Perhaps idiosyncratic to some is my focus in the previous post on the theoretical background to machine learning that derives predominantly from algorithmic information theory and, in particular, Solomonoff’s theory of induction. I do note that there are other theories that can be brought to bear, including Vapnik’s Structural Risk Minimization and Valiant’s PAC-learning theory. Moreover, perceptrons and vector quantization methods and so forth derive from completely separate principals that can then be cast into more fundamental problems in informational geometry and physics.
Artificial General Intelligence (AGI) is then perhaps the hard problem on the horizon that I disclaim as having had significant progress in the past twenty years of so. That is not to say that I am not an enthusiastic student of the topic and field, just that I don’t see risk levels from intelligent AIs rising to what we should consider a real threat. This topic of how to grade threats deserves deeper treatment, of course, and is at the heart of everything from so-called “nanny state” interventions in food and product safety to how to construct policy around global warming. Luckily–and unlike both those topics–killer AIs don’t threaten us at all quite yet.
But what about simply characterizing what AGIs might look like and how we can even tell when they arise? Mildly interesting is Simon Legg and Joel Veness’ idea of an Artificial Intelligence Quotient or AIQ that they expand on in An Approximation of the Universal Intelligence Measure. This measure is derived from, voilà, exactly the kind of algorithmic information theory (AIT) and compression arguments that I lead with in the slide deck. Is this the only theory around for AGI? Pretty much, but different perspectives tend to lead to slightly different focuses. For instance, there is little need to discuss AIT when dealing with Deep Learning Neural Networks. We just instead discuss statistical regularization and bottlenecking, which can be thought of as proxies for model compression.
So how can intelligent machines be characterized by something like AIQ? Well, the conclusion won’t be surprising. Intelligent machines are those machines that function well in terms of achieving goals over a highly varied collection of environments. This allows for tractable mathematical treatments insofar as the complexity of the landscapes can be characterized, but doesn’t really give us a good handle on what the particular machines might look like. They can still be neural networks or support vector machines, or maybe even something simpler, and through some selection and optimization process have the best performance over a complex topology of reward-driven goal states.
So still no reason to panic, but some interesting ideas that shed greater light on the still mysterious idea of intelligence and the human condition.
Donald Davidson argued that descriptive theories of semantics suffered from untenable complications that could, in turn, be solved by a holistic theory of meaning. Holism, in this sense, is due to the dependency of words and phrases as part of a complex linguistic interchange. He proposed “triangulation” as a solution, where we zero-in on a tentatively held belief about a word based on other beliefs about oneself, about others, and about the world we think we know.
This seems daringly obvious, but it is merely the starting point of the hard work of what mechanisms and steps are involved in fixing the meaning of words through triangulation. There are certainly some predispositions that are innate and fit nicely with triangulation. These are subsumed under The Principle of Charity and even the notion of the Intentional Stance in how we regard others like us.

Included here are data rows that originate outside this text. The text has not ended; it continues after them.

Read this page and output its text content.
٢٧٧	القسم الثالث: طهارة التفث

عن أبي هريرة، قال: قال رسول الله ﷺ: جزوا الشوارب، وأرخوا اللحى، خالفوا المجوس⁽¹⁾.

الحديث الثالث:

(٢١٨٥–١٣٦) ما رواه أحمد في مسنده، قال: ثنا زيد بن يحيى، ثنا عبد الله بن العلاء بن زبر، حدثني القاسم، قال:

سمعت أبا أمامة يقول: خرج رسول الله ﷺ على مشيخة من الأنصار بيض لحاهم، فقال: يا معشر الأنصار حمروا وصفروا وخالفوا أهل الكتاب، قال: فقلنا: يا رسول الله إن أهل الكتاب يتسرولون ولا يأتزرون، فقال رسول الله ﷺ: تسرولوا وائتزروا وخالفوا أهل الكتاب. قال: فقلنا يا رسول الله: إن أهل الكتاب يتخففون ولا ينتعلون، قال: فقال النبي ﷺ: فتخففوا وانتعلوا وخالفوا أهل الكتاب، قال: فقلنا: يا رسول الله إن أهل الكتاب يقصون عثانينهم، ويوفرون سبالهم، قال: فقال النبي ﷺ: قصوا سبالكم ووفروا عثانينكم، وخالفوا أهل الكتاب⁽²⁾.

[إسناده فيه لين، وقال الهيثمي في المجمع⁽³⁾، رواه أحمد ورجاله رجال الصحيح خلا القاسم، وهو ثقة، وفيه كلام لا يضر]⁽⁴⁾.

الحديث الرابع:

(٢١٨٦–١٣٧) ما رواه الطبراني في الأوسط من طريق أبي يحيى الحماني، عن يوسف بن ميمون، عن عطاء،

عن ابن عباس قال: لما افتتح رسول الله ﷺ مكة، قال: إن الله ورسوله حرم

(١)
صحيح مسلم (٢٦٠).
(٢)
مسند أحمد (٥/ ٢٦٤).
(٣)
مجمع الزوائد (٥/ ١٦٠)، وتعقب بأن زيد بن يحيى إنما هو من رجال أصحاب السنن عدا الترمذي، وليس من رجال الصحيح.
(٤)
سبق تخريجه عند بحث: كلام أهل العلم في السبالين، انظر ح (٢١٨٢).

Fixing meaning via model-making has some curious results. The language used to discuss aesthetics and art tends to borrow from other fields (“The narrative of the painting,” “The functional grammar of the architecture.”) Religious and spiritual terminology often has extremely porous models: I recently listened to Episcopalians discuss the meaning of “grace” for almost an hour with great glee but almost no progress; it was the belief that they were discussing something of ineffable greatness that was moving to them. Even seemingly simple scientific ideas become elaborately complex for both children and adults: we begin with atoms as billiard balls that mutate into mini solar systems that become vibrating clouds of probabilistic wave-particles around groups of properties in energetic suspension by virtual particle exchange.
Can we apply more formal models to the task of staking out this method of triangulation? For Davidson, language was both compositional and holistic, so it stands to reason that optimizing each vector of the triangulation can be rephrased as maximizing the agreement between the existing belief and new beliefs about terms and meaning, the models we hold about others’ beliefs about the terms, and any empirical facts or related desiderata that are at sway. And here we may have an application of Solomonoff Induction, again, as an extension to Bayesian model-making. How do I chose to order the meaning signals from each of my belief sources? Under what circumstances do I reorder them or abandon an existing model in an aha moment? If the meta-model for ordering and triangulation is a striving for parsimony, then radical revisionism by reorganizing the underlying explanatory model is optimal when it follows Solomonoff-like principles.
“Optimality” might be straining credulity here–especially given the above description of arguments about the meaning of “grace”–but there may be a modified sense of the word in that the mathematical purity of a Solomonoff result is implemented in cognition as a kind of heuristic that tends towards good results in the face of extremely noisy signals.